Los dos devastadores sismos que sacudieron la región centro-norte del país han generado un fuerte impacto económico y social. Según una evaluación preliminar presentada por el Banco Mundial, la cifra preliminar de los daños por terremotos en Venezuela asciende a US$19.600 millones en infraestructura y edificaciones, lo que equivale aproximadamente al 18% del Producto Interno Bruto (PIB) nacional.
Impacto en viviendas, salud y educación
El informe del organismo internacional señala que casi la mitad de los costos totales corresponde a afectaciones en sectores residenciales. El estado La Guaira y el Distrito Capital, donde se ubica el centro de Caracas, concentran cerca del 50% de los daños por terremotos en Venezuela. La tragedia natural del pasado 24 de junio dejó un saldo de casi 5.400 personas fallecidas y más de 16.700 heridos tras el colapso de múltiples estructuras y la interrupción de servicios básicos como agua y electricidad.

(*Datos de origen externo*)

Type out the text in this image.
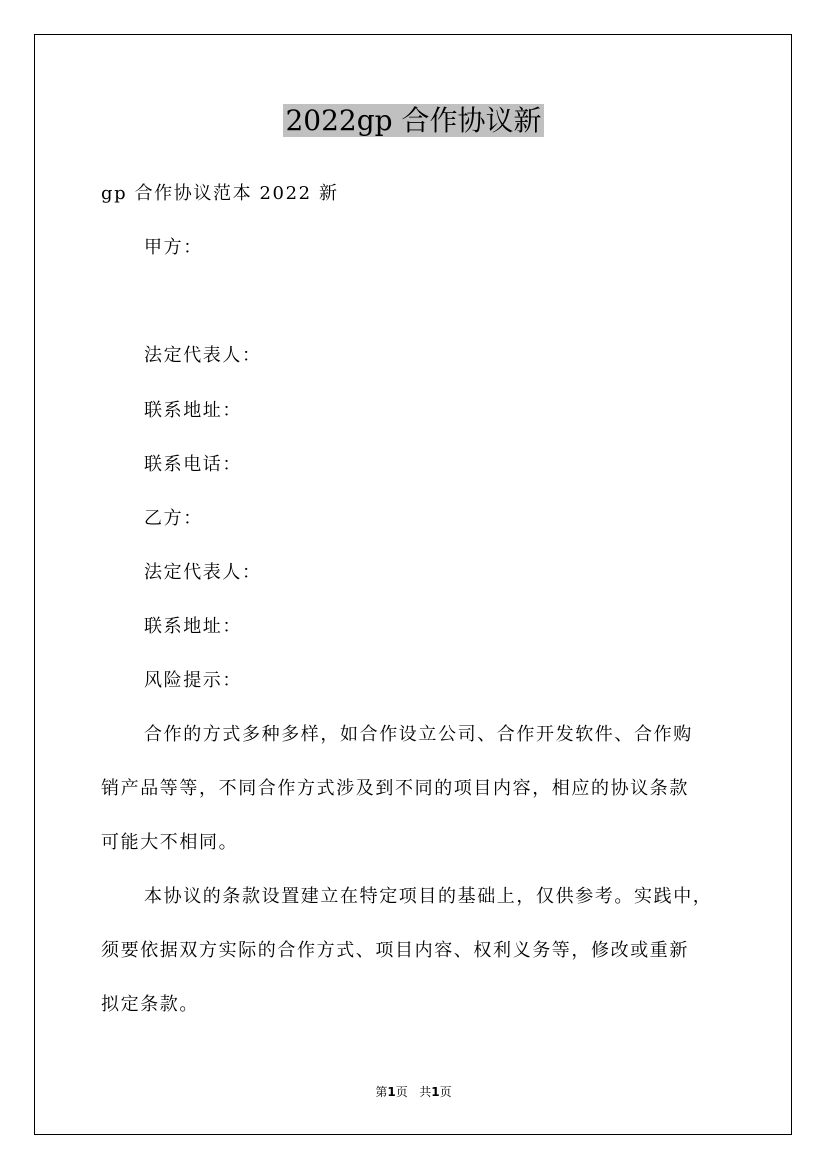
2022gp 合作协议新
gp 合作协议范本 2022 新
甲方：
法定代表人：
联系地址：
联系电话：
乙方：
法定代表人：
联系地址：
风险提示：
合作的方式多种多样，如合作设立公司、合作开发软件、合作购
销产品等等，不同合作方式涉及到不同的项目内容，相应的协议条款
可能大不相同。
本协议的条款设置建立在特定项目的基础上，仅供参考。实践中，
须要依据双方实际的合作方式、项目内容、权利义务等，修改或重新
拟定条款。
第1页 共1页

En el ámbito social, la infraestructura educativa y sanitaria ha sufrido graves secuelas: más de 900 escuelas en nueve estados y 38 centros hospitalarios registraron daños estructurales. Por el contrario, las instalaciones del sector energético experimentaron un impacto menor en comparación con el sector inmobiliario y de servicios públicos.
El desafío del financiamiento internacional y la reconstrucción
Susana Cordeiro Guerra, vicepresidenta del Banco Mundial para América Latina y el Caribe, destacó la urgencia de publicar este análisis preliminar para agilizar las decisiones de financiación del gobierno y coordinar la ayuda internacional. No obstante, las proyecciones de las Naciones Unidas ubican los costos totales de reconstrucción en una cifra superior, estimada en US$37.000 millones.
La velocidad de la recuperación económica dependerá del acceso a recursos financieros externos. Venezuela ha permanecido desconectada de los prestamistas multilaterales y en situación de impago desde 2017. Para superar estas barreras, el Banco Mundial trabaja conjuntamente con el Banco Interamericano de Desarrollo (BID) y la CAF para coordinar asistencia técnica e incentivar la inversión privada en el proceso de reconstrucción.